Wellbeing

The Happy Diet: 10 ways to eat your way to better mental health

Written by High Life North
Published 28.07.2021

By Emily Morgan

We all know that what we eat has a huge impact on our bodies, but good nutrition is just as important for our brains. Our gut (or our “second brain”) produces 90% of the serotonin (aka, the happy hormone) that we need to feel good, so it makes sense to look after it.

1 Munch Mindfully

A happy gut – and mind – relies on food being properly digested, which can only happen when we take time to appreciate what we are about to eat and chew it properly. Ideally, each mouthful should be chewed 30 times.

2 The Rule of Four

Our bodies are not designed to be constantly eating, despite what the makers of snacks say. Try to leave four hours between meals. This gives your body enough time to digest what you have eaten and process it. Constant snacking causes insulin spikes, which can disrupt hormones and make us feel physically and mentally low.

3 Eat the Rainbow

A lack of diversity in our gut is directly linked to worse mental health. A healthy gut has a diverse community of microbes, each of which prefers different foods, so by eating a variety of different fibres our microbiome, (the little community that lives in our gut) can flourish – which should make us feel physically and mentally better.
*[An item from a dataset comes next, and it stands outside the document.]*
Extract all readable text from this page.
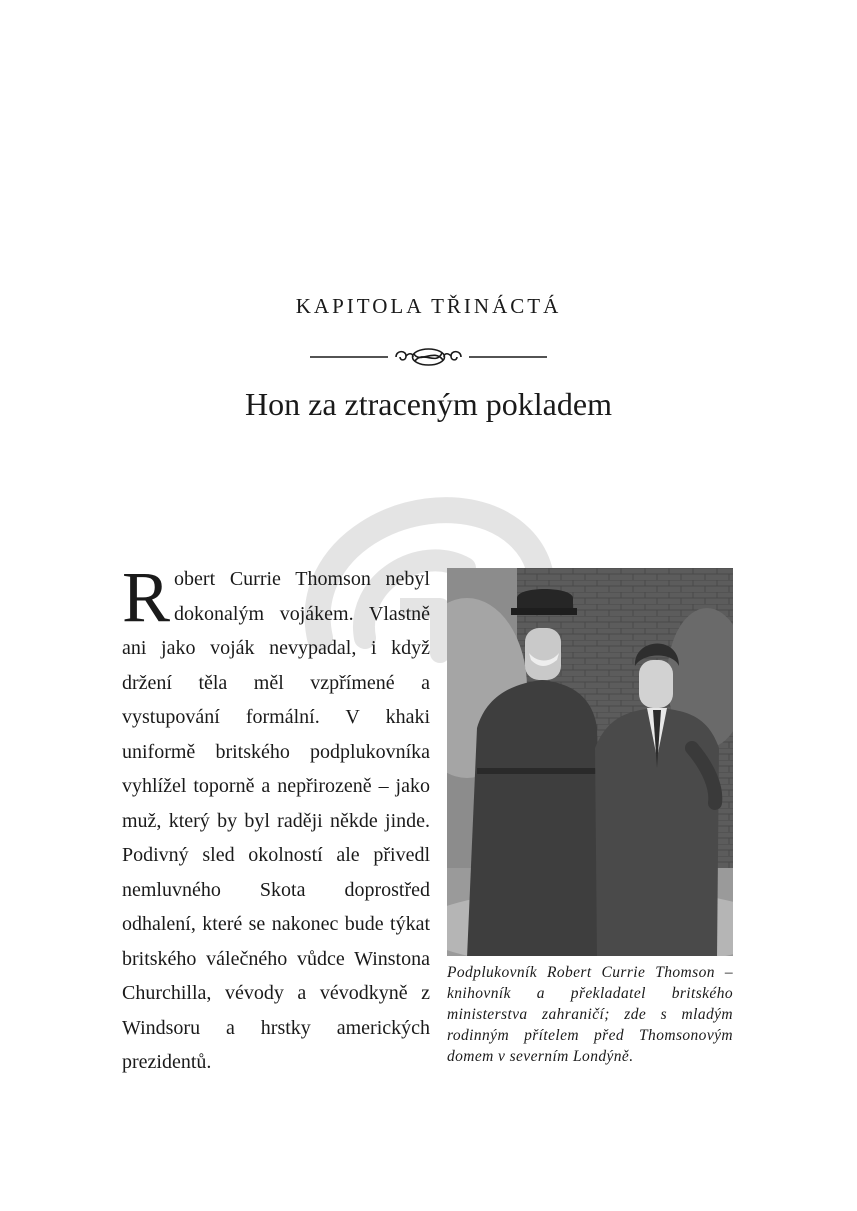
KAPITOLA TŘINÁCTÁ
Hon za ztraceným pokladem
Robert Currie Thomson nebyl dokonalým vojákem. Vlastně ani jako voják nevypadal, i když držení těla měl vzpřímené a vystupování formální. V khaki uniformě britského podplukovníka vyhlížel toporně a nepřirozeně – jako muž, který by byl raději někde jinde. Podivný sled okolností ale přivedl nemluvného Skota doprostřed odhalení, které se nakonec bude týkat britského válečného vůdce Winstona Churchilla, vévody a vévodkyně z Windsoru a hrstky amerických prezidentů.
Podplukovník Robert Currie Thomson – knihovník a překladatel britského ministerstva zahraničí; zde s mladým rodinným přítelem před Thomsonovým domem v severním Londýně.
4 Don’t just count calories

The number of calories we eat is important, but 2,000 calories of whole foods, eaten mindfully and at the right times, will make you feel so much better than 1,500 calories of rubbish inhaled in front of the TV. Highly processed foods (even the low-calorie ones) often contain ingredients that either suppress ‘good’ bacteria or increase ‘bad’ bacteria, both of which can lead to low mood.

5 Oil your wheels

Our brains need fats to function, but it is important to pick the right ones. Olive oil contains the highest number of microbe-friendly polyphenols, which the gut loves, and is particularly beneficial when drizzled cold over salads and vegetables. It can also help with indigestion by lowering the body’s need to overproduce the digestive enzymes that can cause discomfort.

 

6 Talk to your tummy

This one sounds a bit woo-woo, but if there’s one way to keep your gut in top condition, it’s to listen to it. So, before you eat, just ask your tummy what it needs. Take a minute to think about the quality of what it is you’re about to eat and imagine how your body and mind will feel afterwards. Chances are, if you eat rubbish you will feel rubbish.

7 Go pro (and pre)

There has been a huge amount of research over the last decade into the benefits of both pre and probiotics for our mental health. Essentially, probiotics are the good bacteria and prebiotics are the foods needed to feed them, so we need a combination of both. Prebiotics can be found naturally in foods like bananas, onions, oats and apples, while probiotics are plentiful in yogurt, miso and kombucha.

8 Sauerkraut

Sauerkraut should really be classified as a superfood. It’s cheap, easy to make and contains probiotics, fibre and vitamins. All you really need is cabbage, salt, sugar and a jar. There are numerous recipes online and even the act of making it will lift your spirits. Just don’t be tempted to buy the supermarket stuff in vinegar, as it doesn’t have the same benefits.

 

9 Go slow, don’t fast

The media is full of celebrities extolling the virtues of fasting, but they’re not for everyone. Women in particular can struggle with the hormonal fluctuations brought on by a sudden reduction in calories, so if you’re aiming to maintain your weight while protecting your mental health, three sensibly spaced meals a day is a better idea.

10 Cheese

Dairy has become a bit of a dirty word, but with many varieties containing both pro and prebiotics as well as calcium, B vitamins and good fats, dairy can be a positive addition. Quality and variety is key, so go for organic cow’s, sheep’s or goat’s cheese. As with everything, if it doesn’t make you feel good, listen to your tummy and cut back.

 

Probiotic supplements, including spirulina, might be helpful, but it hasn’t been proven that the bacteria reach the gut intact. Some supplements have other well-established health benefits, but they tend to be expensive. Most probiotic supplements contain a limited array of microbes compared to what you can get from the right food. Even if they do have health benefits, they are no substitute for a balanced diet.

Fermented foods include sauerkraut, kimchi, miso, kombucha and many pickles. We can’t be certain that the bacteria they contain reach the gut but, in countries where this type of food is eaten frequently, people appear to have better gut health and less bowel disease. However, other factors could be responsible. Fermented foods can be cheap and easy to make at home, so eat them if you enjoy them. Mass-produced pickles use vinegar instead of traditional methods of fermentation, so don’t have the same benefits.